RR: Benötigt man die Mit-Empfindung eines anderen Menschen dazu?

WUK: Ich glaube, dass in diesen filigranen inneren Bereichen man immer das Bewusstsein braucht, dass man im Prinzip von einem oder mehreren anderen Menschen begleitet wird, auch wenn man nicht mit ihnen darüber spricht. Man muss sich in dieser Empfindungsschicht von jemanden miterlebt erleben. Und ich glaube auch, dass Entwicklung von zwischenmenschlicher Beziehung heute sehr damit zusammenhängt, ob es uns gelingt, wechselseitig Sensibilisierung für diese Schichten des jeweils anderen hervorzubringen. Von der Beziehungsentwicklung her ist es so, dass eigentlich nicht mehr das tragfähig ist, was emotional da ist, sondern was sich in dem neuen Empfindungsraum an wechselseitiger Begleitung entwickeln kann. Und ich glaube sogar, dass dies auch für die Beziehung von Eltern zu Kindern gilt. Die Kinder existieren dadurch, dass sie sich in ihrem Welterleben miterlebt fühlen. Wenn das aufhört, dann machen sie keine Entwicklung mehr. Das ist mehr als Empathie, das hat etwas damit zu tun, dass wir beide innerlich in diesem Weltprozess zusammenkommen.

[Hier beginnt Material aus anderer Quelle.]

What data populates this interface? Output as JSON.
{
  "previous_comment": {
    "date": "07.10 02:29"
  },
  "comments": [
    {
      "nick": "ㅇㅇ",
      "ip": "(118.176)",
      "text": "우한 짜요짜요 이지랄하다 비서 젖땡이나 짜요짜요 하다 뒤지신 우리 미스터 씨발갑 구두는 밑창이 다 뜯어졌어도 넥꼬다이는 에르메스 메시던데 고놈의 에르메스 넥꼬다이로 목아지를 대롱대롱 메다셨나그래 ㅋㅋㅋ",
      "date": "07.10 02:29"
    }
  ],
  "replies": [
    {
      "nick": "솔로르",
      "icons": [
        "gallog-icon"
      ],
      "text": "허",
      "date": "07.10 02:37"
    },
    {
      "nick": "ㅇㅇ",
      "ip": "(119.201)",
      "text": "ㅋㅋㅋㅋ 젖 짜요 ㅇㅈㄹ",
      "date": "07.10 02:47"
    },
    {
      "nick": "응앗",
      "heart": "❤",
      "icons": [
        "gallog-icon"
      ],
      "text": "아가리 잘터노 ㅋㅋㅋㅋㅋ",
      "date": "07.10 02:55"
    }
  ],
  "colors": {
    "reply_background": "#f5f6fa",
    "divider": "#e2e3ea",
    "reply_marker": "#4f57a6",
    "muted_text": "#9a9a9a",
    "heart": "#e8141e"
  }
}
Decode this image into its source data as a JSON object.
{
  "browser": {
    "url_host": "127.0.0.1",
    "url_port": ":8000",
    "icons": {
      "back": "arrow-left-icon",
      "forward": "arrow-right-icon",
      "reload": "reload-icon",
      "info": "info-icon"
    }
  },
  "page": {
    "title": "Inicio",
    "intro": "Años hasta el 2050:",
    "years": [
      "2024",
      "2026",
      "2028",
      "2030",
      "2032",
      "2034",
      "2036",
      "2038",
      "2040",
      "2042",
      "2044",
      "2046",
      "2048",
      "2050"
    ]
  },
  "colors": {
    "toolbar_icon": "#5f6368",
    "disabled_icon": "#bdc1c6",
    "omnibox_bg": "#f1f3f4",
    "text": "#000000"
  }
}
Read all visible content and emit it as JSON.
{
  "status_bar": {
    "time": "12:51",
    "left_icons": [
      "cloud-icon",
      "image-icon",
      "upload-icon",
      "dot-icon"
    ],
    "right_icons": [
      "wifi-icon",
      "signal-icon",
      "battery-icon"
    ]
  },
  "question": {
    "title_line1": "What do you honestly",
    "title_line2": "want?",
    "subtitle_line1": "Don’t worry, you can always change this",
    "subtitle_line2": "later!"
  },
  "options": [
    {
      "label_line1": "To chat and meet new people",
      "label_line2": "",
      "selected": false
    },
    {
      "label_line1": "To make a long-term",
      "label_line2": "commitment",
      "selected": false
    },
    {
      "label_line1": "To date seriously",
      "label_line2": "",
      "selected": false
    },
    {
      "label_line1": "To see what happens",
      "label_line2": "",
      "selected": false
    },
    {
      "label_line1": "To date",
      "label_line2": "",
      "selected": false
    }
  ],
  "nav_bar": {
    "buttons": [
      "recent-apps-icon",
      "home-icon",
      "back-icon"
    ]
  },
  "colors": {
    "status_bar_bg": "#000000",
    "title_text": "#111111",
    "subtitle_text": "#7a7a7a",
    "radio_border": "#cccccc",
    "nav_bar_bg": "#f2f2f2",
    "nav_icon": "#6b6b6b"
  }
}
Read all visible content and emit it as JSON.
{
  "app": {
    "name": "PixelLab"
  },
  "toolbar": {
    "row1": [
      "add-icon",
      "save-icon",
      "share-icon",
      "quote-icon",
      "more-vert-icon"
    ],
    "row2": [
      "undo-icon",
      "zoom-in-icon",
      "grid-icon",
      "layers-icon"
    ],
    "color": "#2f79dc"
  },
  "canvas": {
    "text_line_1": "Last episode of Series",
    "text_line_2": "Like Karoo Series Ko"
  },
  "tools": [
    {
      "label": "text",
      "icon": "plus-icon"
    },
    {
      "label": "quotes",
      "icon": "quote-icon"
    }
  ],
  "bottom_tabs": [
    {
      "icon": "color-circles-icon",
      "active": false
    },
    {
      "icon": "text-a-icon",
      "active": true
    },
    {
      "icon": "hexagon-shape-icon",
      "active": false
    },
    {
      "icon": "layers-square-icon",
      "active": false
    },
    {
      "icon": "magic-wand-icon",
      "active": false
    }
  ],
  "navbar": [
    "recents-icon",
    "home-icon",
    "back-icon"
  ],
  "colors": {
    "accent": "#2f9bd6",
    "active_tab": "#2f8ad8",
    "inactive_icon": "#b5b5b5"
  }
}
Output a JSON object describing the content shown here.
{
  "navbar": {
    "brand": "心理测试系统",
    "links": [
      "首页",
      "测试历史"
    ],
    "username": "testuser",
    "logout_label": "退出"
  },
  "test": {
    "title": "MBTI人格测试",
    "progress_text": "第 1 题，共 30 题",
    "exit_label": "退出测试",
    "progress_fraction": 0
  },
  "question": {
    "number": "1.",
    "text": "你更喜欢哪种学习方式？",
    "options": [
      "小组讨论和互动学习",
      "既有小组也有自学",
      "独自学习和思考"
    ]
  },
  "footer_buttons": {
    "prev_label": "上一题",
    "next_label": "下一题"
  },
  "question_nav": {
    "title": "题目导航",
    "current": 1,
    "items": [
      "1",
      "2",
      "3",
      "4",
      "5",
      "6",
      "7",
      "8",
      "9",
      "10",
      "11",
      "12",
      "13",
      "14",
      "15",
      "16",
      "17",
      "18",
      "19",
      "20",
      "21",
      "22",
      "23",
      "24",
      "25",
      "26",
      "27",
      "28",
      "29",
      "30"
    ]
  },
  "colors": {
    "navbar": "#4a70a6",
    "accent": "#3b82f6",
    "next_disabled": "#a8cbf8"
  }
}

SB: Ist das die eigentliche soziale Kunst heute?

WUK: Ja, die Welt ist auf diese Art von sozialer Kunst angewiesen. Wenn ich mich nicht begleitet fühle innerlich, in meinem Erleben nicht miterlebt erleben kann, kann ich mir auch keine neuen Natur- oder sonstigen Weltbereiche erschließen. Das ist eine neue Kunst. Diese Kunst ist dann kein Sondergebiet der Kultur mehr,

RR: Dafür braucht es eine neue Sprache…

WUK: Es ginge darum, dass ich nicht mehr nur inhaltlich spreche, sondern dass ich durch den Inhalt die angedeuteten Empfindungsebenen beim andern anspreche – aber in diesen Empfindungsebenen kann der „objektive“ Inhalt leben. Das ist die Wirklichkeit, die im Sinne des Neuen Jerusalems immer mehr durch die Individualität besteht. Die Bedingung ist eben, dass sie durch die empfindende Individualität durchgeht, weil in der Empfindung sowohl der Kraftschluss zum Menschen als auch in die Natur liegt. Der Kraftschluss ins Bewusstsein, aber auch ins Sein.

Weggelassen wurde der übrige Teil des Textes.